“People think, well, ‘We’re Webster Leiden. We’re Webster Geneva, Webster Ghana,’ not ‘We’re Webster,’” Professor Paul Anstiss said. “I would like to think that this brings in everybody. It connects us together.”
Media Communications Professor Paul Anstiss said he has made it his mission to connect all of Webster’s campuses.
Anstiss aims to launch a media platform where Webster students, U.S. and abroad, can show off their work. Anstiss said he is unsure what platform will be used for the showcase. The platform will be launched by the end of the term.
Communications and Journalism Department Chair Gary Ford said he could see the platform resembling something like a wire service, network or website.
Anstiss has taught communication courses at Webster’s Leiden campus for the past eight years. This is the first semester that Anstiss has worked at the St. Louis campus.
The work-sharing platform will serve as a means to unite all of Webster’s locations according to Anstiss. Students could use the site as a means to share their favorite places to eat around their campus, recipes and hangouts. Students may submit work such as photography, short stories, poems and articles about happenings on their campus.
“People think, well, ‘We’re Webster Leiden. We’re Webster Geneva, Webster Ghana,’ not ‘We’re Webster,’” Anstiss said. “I would like to think that this brings in everybody. It connects us together.”
Dean of Communications Eric Rothebuhler said the university has tried ways to connect all of the campuses in the past. However, the ideas usually do not last. The university either runs into technical problems or the students lose interest.
Students abroad could take air shifts at The Galaxy Radio or produce podcasts that The Galaxy would play in St. Louis. The communications department used to have a class where students used video conferencing to present projects to one another according to Rothenbuhler.
However, nothing ever stuck.
“What we haven’t had is one complete, all encompassing depository–like a hub of everything,” Rothenbuhler said. If we can create that, it’d be a wonderful thing.”
Ford said the university’s past attempts to connect the campuses eventually fizzled away as people either ran out of steam.

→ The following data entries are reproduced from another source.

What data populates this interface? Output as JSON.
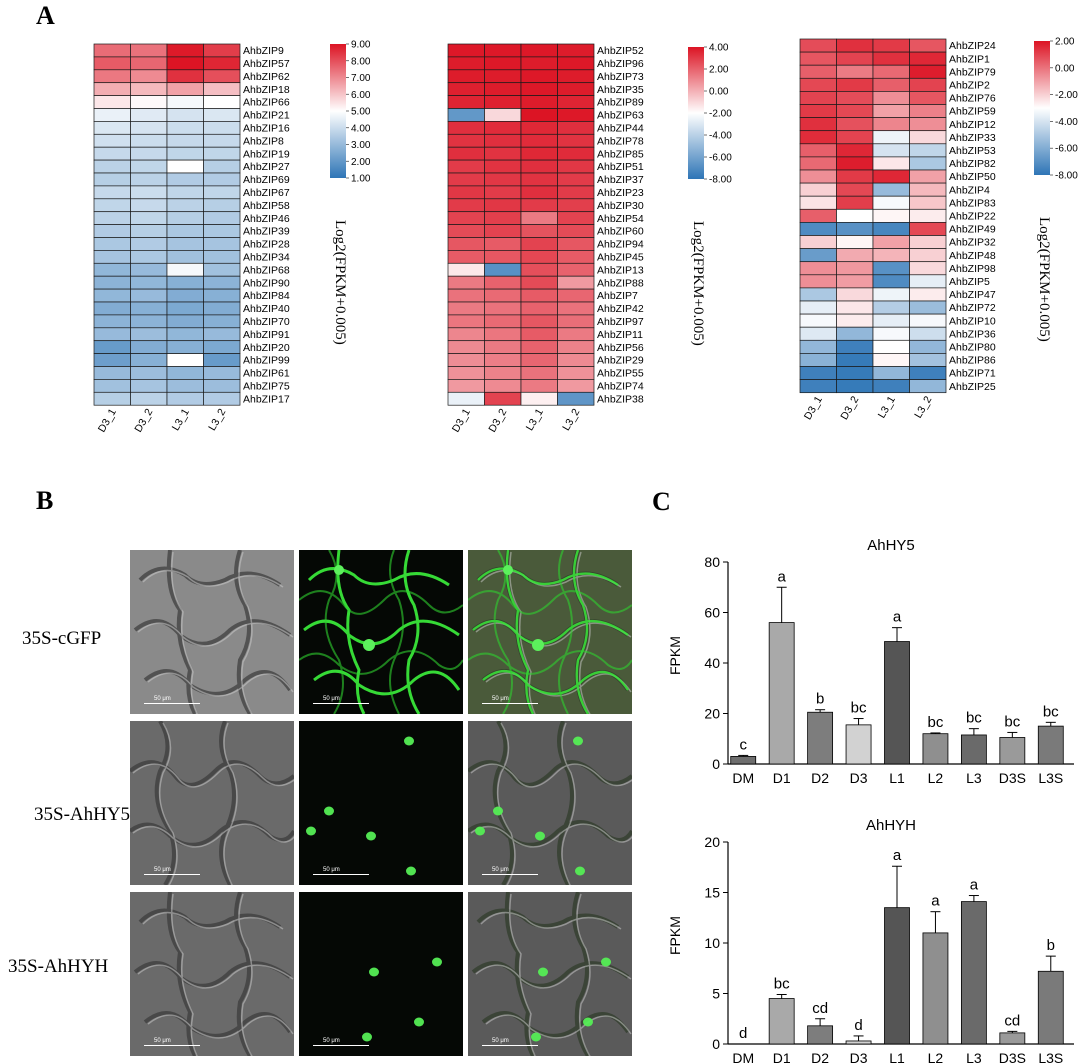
{
  "panels": {
    "a": "A",
    "b": "B",
    "c": "C"
  },
  "heatmap": {
    "samples": [
      "D3_1",
      "D3_2",
      "L3_1",
      "L3_2"
    ],
    "colorbar_title": "Log2(FPKM+0.005)",
    "groups": [
      {
        "genes": [
          "AhbZIP9",
          "AhbZIP57",
          "AhbZIP62",
          "AhbZIP18",
          "AhbZIP66",
          "AhbZIP21",
          "AhbZIP16",
          "AhbZIP8",
          "AhbZIP19",
          "AhbZIP27",
          "AhbZIP69",
          "AhbZIP67",
          "AhbZIP58",
          "AhbZIP46",
          "AhbZIP39",
          "AhbZIP28",
          "AhbZIP34",
          "AhbZIP68",
          "AhbZIP90",
          "AhbZIP84",
          "AhbZIP40",
          "AhbZIP70",
          "AhbZIP91",
          "AhbZIP20",
          "AhbZIP99",
          "AhbZIP61",
          "AhbZIP75",
          "AhbZIP17"
        ],
        "scale_ticks": [
          "9.00",
          "8.00",
          "7.00",
          "6.00",
          "5.00",
          "4.00",
          "3.00",
          "2.00",
          "1.00"
        ],
        "range": [
          1,
          9
        ],
        "values": [
          [
            7.5,
            7.4,
            8.9,
            8.3
          ],
          [
            7.8,
            7.6,
            9.0,
            8.7
          ],
          [
            7.3,
            7.0,
            8.5,
            8.0
          ],
          [
            6.4,
            6.2,
            6.6,
            6.1
          ],
          [
            5.4,
            5.1,
            4.8,
            5.0
          ],
          [
            4.6,
            4.4,
            4.2,
            4.3
          ],
          [
            4.3,
            4.2,
            4.0,
            4.0
          ],
          [
            4.1,
            4.0,
            3.9,
            3.9
          ],
          [
            3.9,
            3.9,
            3.8,
            3.8
          ],
          [
            3.7,
            3.8,
            5.0,
            3.6
          ],
          [
            3.6,
            3.7,
            3.5,
            3.5
          ],
          [
            3.9,
            4.0,
            3.8,
            3.8
          ],
          [
            3.8,
            3.9,
            3.7,
            3.6
          ],
          [
            3.7,
            3.8,
            3.6,
            3.5
          ],
          [
            3.5,
            3.6,
            3.4,
            3.4
          ],
          [
            3.4,
            3.5,
            3.3,
            3.3
          ],
          [
            3.3,
            3.4,
            3.2,
            3.2
          ],
          [
            2.9,
            3.0,
            4.8,
            3.2
          ],
          [
            2.8,
            2.9,
            2.7,
            2.8
          ],
          [
            2.9,
            3.0,
            2.6,
            2.7
          ],
          [
            2.6,
            2.7,
            2.5,
            2.6
          ],
          [
            2.8,
            2.8,
            2.6,
            2.7
          ],
          [
            3.0,
            3.1,
            2.9,
            3.0
          ],
          [
            2.1,
            2.6,
            2.7,
            2.5
          ],
          [
            2.2,
            2.7,
            5.0,
            2.1
          ],
          [
            3.0,
            3.1,
            2.9,
            3.0
          ],
          [
            3.2,
            3.3,
            3.1,
            3.1
          ],
          [
            3.6,
            3.7,
            3.5,
            3.5
          ]
        ]
      },
      {
        "genes": [
          "AhbZIP52",
          "AhbZIP96",
          "AhbZIP73",
          "AhbZIP35",
          "AhbZIP89",
          "AhbZIP63",
          "AhbZIP44",
          "AhbZIP78",
          "AhbZIP85",
          "AhbZIP51",
          "AhbZIP37",
          "AhbZIP23",
          "AhbZIP30",
          "AhbZIP54",
          "AhbZIP60",
          "AhbZIP94",
          "AhbZIP45",
          "AhbZIP13",
          "AhbZIP88",
          "AhbZIP7",
          "AhbZIP42",
          "AhbZIP97",
          "AhbZIP11",
          "AhbZIP56",
          "AhbZIP29",
          "AhbZIP55",
          "AhbZIP74",
          "AhbZIP38"
        ],
        "scale_ticks": [
          "4.00",
          "2.00",
          "0.00",
          "-2.00",
          "-4.00",
          "-6.00",
          "-8.00"
        ],
        "range": [
          -8,
          4
        ],
        "values": [
          [
            3.9,
            3.9,
            3.9,
            3.8
          ],
          [
            3.8,
            3.9,
            3.8,
            3.9
          ],
          [
            3.8,
            3.8,
            3.9,
            3.8
          ],
          [
            3.7,
            3.8,
            3.9,
            3.8
          ],
          [
            3.6,
            3.7,
            3.8,
            3.6
          ],
          [
            -6.5,
            -1.0,
            4.0,
            3.9
          ],
          [
            3.3,
            3.4,
            3.5,
            3.3
          ],
          [
            3.2,
            3.3,
            3.4,
            3.2
          ],
          [
            3.3,
            3.2,
            3.5,
            3.4
          ],
          [
            3.0,
            3.2,
            3.3,
            3.1
          ],
          [
            3.0,
            3.1,
            3.2,
            3.0
          ],
          [
            3.1,
            3.0,
            3.3,
            3.0
          ],
          [
            3.0,
            3.1,
            3.0,
            2.9
          ],
          [
            2.8,
            2.9,
            1.4,
            2.8
          ],
          [
            2.6,
            2.8,
            2.4,
            2.6
          ],
          [
            2.3,
            2.2,
            2.8,
            2.3
          ],
          [
            2.2,
            2.3,
            2.7,
            2.2
          ],
          [
            -1.4,
            -6.8,
            2.5,
            2.0
          ],
          [
            1.4,
            2.0,
            2.6,
            0.6
          ],
          [
            1.6,
            1.8,
            2.2,
            1.9
          ],
          [
            1.4,
            1.6,
            2.0,
            1.6
          ],
          [
            1.5,
            1.8,
            2.3,
            1.7
          ],
          [
            1.1,
            1.5,
            2.2,
            1.4
          ],
          [
            1.0,
            1.4,
            2.0,
            1.2
          ],
          [
            0.9,
            1.3,
            1.9,
            1.0
          ],
          [
            0.8,
            1.2,
            1.6,
            0.8
          ],
          [
            0.6,
            1.0,
            1.4,
            0.6
          ],
          [
            -2.6,
            2.8,
            -1.6,
            -6.6
          ]
        ]
      },
      {
        "genes": [
          "AhbZIP24",
          "AhbZIP1",
          "AhbZIP79",
          "AhbZIP2",
          "AhbZIP76",
          "AhbZIP59",
          "AhbZIP12",
          "AhbZIP33",
          "AhbZIP53",
          "AhbZIP82",
          "AhbZIP50",
          "AhbZIP4",
          "AhbZIP83",
          "AhbZIP22",
          "AhbZIP49",
          "AhbZIP32",
          "AhbZIP48",
          "AhbZIP98",
          "AhbZIP5",
          "AhbZIP47",
          "AhbZIP72",
          "AhbZIP10",
          "AhbZIP36",
          "AhbZIP80",
          "AhbZIP86",
          "AhbZIP71",
          "AhbZIP25"
        ],
        "scale_ticks": [
          "2.00",
          "0.00",
          "-2.00",
          "-4.00",
          "-6.00",
          "-8.00"
        ],
        "range": [
          -8,
          2
        ],
        "values": [
          [
            0.8,
            1.4,
            1.2,
            0.6
          ],
          [
            0.6,
            1.0,
            1.4,
            1.6
          ],
          [
            0.4,
            -0.2,
            0.2,
            1.8
          ],
          [
            0.9,
            1.2,
            0.4,
            1.0
          ],
          [
            1.0,
            0.8,
            -0.6,
            0.6
          ],
          [
            1.2,
            0.9,
            -1.0,
            -0.3
          ],
          [
            1.4,
            0.7,
            -0.4,
            -0.6
          ],
          [
            1.5,
            1.0,
            -3.4,
            -2.2
          ],
          [
            0.4,
            1.6,
            -4.0,
            -4.5
          ],
          [
            0.2,
            1.8,
            -2.5,
            -5.0
          ],
          [
            -0.6,
            1.2,
            1.6,
            -1.0
          ],
          [
            -2.0,
            0.9,
            -5.5,
            -1.5
          ],
          [
            -2.4,
            1.1,
            -3.2,
            -1.8
          ],
          [
            0.4,
            -3.0,
            -2.8,
            -2.6
          ],
          [
            -7.2,
            -7.0,
            -7.4,
            0.9
          ],
          [
            -2.0,
            -2.8,
            -1.0,
            -2.0
          ],
          [
            -6.6,
            -1.2,
            -1.4,
            -2.0
          ],
          [
            -0.6,
            -0.8,
            -7.0,
            -2.2
          ],
          [
            -0.6,
            -0.9,
            -7.2,
            -3.6
          ],
          [
            -5.0,
            -2.2,
            -3.4,
            -2.6
          ],
          [
            -3.6,
            -2.5,
            -4.8,
            -5.4
          ],
          [
            -3.2,
            -2.6,
            -3.6,
            -3.2
          ],
          [
            -3.8,
            -5.6,
            -3.2,
            -4.2
          ],
          [
            -5.6,
            -7.6,
            -3.0,
            -5.6
          ],
          [
            -5.8,
            -7.8,
            -2.8,
            -5.2
          ],
          [
            -7.6,
            -7.8,
            -5.6,
            -7.6
          ],
          [
            -7.6,
            -7.8,
            -7.6,
            -5.6
          ]
        ]
      }
    ]
  },
  "micrographs": {
    "rows": [
      "35S-cGFP",
      "35S-AhHY5",
      "35S-AhHYH"
    ],
    "scale_label": "50 μm"
  },
  "chart_data": [
    {
      "type": "bar",
      "title": "AhHY5",
      "ylabel": "FPKM",
      "categories": [
        "DM",
        "D1",
        "D2",
        "D3",
        "L1",
        "L2",
        "L3",
        "D3S",
        "L3S"
      ],
      "values": [
        3,
        56,
        20.5,
        15.5,
        48.5,
        12,
        11.5,
        10.5,
        15
      ],
      "errors": [
        0.4,
        14,
        1,
        2.5,
        5.5,
        0.3,
        2.5,
        2,
        1.5
      ],
      "letters": [
        "c",
        "a",
        "b",
        "bc",
        "a",
        "bc",
        "bc",
        "bc",
        "bc"
      ],
      "bar_colors": [
        "#6e6e6e",
        "#a9a9a9",
        "#7d7d7d",
        "#d2d2d2",
        "#555555",
        "#8f8f8f",
        "#6a6a6a",
        "#9a9a9a",
        "#7a7a7a"
      ],
      "ylim": [
        0,
        80
      ],
      "yticks": [
        0,
        20,
        40,
        60,
        80
      ]
    },
    {
      "type": "bar",
      "title": "AhHYH",
      "ylabel": "FPKM",
      "categories": [
        "DM",
        "D1",
        "D2",
        "D3",
        "L1",
        "L2",
        "L3",
        "D3S",
        "L3S"
      ],
      "values": [
        0,
        4.5,
        1.8,
        0.3,
        13.5,
        11,
        14.1,
        1.1,
        7.2
      ],
      "errors": [
        0,
        0.4,
        0.7,
        0.5,
        4.1,
        2.1,
        0.6,
        0.15,
        1.5
      ],
      "letters": [
        "d",
        "bc",
        "cd",
        "d",
        "a",
        "a",
        "a",
        "cd",
        "b"
      ],
      "bar_colors": [
        "#6e6e6e",
        "#a9a9a9",
        "#7d7d7d",
        "#d2d2d2",
        "#555555",
        "#8f8f8f",
        "#6a6a6a",
        "#9a9a9a",
        "#7a7a7a"
      ],
      "ylim": [
        0,
        20
      ],
      "yticks": [
        0,
        5,
        10,
        15,
        20
      ]
    }
  ]
}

Ford said he feels optimistic that Anstiss will achieve what has not worked in the past because of his media background.
Anstiss formerly worked as a reporter for the British Broadcasting Company (BBC). He covered topics spanning from conflicts in Somalia and Bosnia to climate change in Antarctica.
“We thought it would be great of someone with his background to do what we’ve tried to do two or three times,” Ford said.
Anstiss recruited the help of his students to get the platform up and running.
Anstiss said the platform will not only connect students worldwide but also create media experience for the students who will eventually run the platform.
The platform will be operated by students once it’s up and running, Anstiss said. The submitted work would go to a repository for whomever is running the site to post.
Anstiss said he hopes the platform may provide students with media experience.
“I do see it as an opportunity for someone who wants to break into the world of media which is very very difficult,” Anstiss said. “These days, it’s very much about the experience. I hope that, as well as a showcase, it gives people experience that they can take with them to help them get into the job market.”
Rothenbuhler said they have struggled with the technical aspects of launching the platform.
“Technology is always a problem,” Rothenbuhler said. “Some students are writing papers, some are making videos, animations or designing games. How do you manage the bandwidth so that all people around the world can play a video and see it?”
Nevertheless, Anstiss said he feels determined to launch the platform before he returns to Europe.
“I’m very excited, Anstiss said. “I hope that my enthusiasm might spark a light and get other people interested too.”